Security and Management of Web Servers

Policy agreed by the Information Strategy Committee (ISC) - Thursday 21 February 2002


The web is the key medium for providing information about the University and its activities to a worldwide audience. It follows that the University should have robust procedures for the management and operation of the systems providing the web service in order that the information published is authentic and available at any time and from any place. This policy is aimed at maximising the reliability and availability of the University's Web presence and ensuring that the information published is not compromised.

Why is it important?

The web is a vital tool to present the corporate image of the University and to market its services to prospective students, research collaborators and funders, both in the private and public sectors. It is therefore critical that the information published is current, accurate, authentic and available.

The phenomenal growth of the Web has resulted in the underlying systems being a major target for hackers. The attacks can take a variety of forms and have unacceptable outcomes ranging from defacing Web pages, publishing offensive or illegal material, denial of service and using the Web servers to attack other systems and services both within Glasgow and on the wider Internet. Such activities damage the reputation of the University and could lead to legal action being taken against it.

The main defence against hacking attempts rests on rigorous and timely application of patches to fix security loopholes in the systems that have been or may be exploited. These patches are issued quite frequently and UKERNA JANET CERT often mandate that they are applied in a timely fashion.

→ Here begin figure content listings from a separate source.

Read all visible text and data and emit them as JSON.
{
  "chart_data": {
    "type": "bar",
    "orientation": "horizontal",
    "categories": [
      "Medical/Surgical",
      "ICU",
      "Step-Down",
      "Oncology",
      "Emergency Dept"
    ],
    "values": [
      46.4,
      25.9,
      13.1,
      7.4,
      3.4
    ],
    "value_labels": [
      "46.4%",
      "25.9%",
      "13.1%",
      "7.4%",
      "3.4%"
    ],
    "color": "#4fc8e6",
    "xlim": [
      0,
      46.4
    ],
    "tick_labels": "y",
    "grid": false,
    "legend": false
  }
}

Who has the responsibility?

The Computing Service has responsibility for the management and operation of both the University central web server and the University network and its connection to JANET. Where a Faculty or department has decided to run its own Web server, the Dean or Head of Department/Division should ensure that sufficient resource has been allocated for this purpose and that all such systems are registered with Computing Service.

What is the procedure?
  1. The central University web server should be the normal platform for publishing public Web pages.
  2. The Computing Service should maintain the operating system, web server software and other supporting software to the patch level advised by JANET CERT (Computer Emergency Response Team) and take any emergency action as advised or required by CERT.
  3. Where Faculties/departments operate their own web servers, then sufficient resource should be allocated to ensure that any steps performed under b) can be mirrored on Faculty/departmental web servers in a timely manner, as advised by Computing Service, in order to maintain integrity of service and avoid the risk of the University being temporarily cut off from JANET by UKERNA.
  4. Local web servers should be registered with Computing Service who will maintain a list of contacts of those responsible for administering local web servers so that the Computing Service can pass on any security notifications for immediate action. Any changes should be notified immediately to Computing Service.
  5. Any web server that is not registered will not be accessible from off-Campus.
  6. In order not to compromise the University's connection to JANET, any web server that has been hacked and is thus causing problems either internally to the University community or more generally on the Internet will be disconnected until the problem has been successfully dealt with.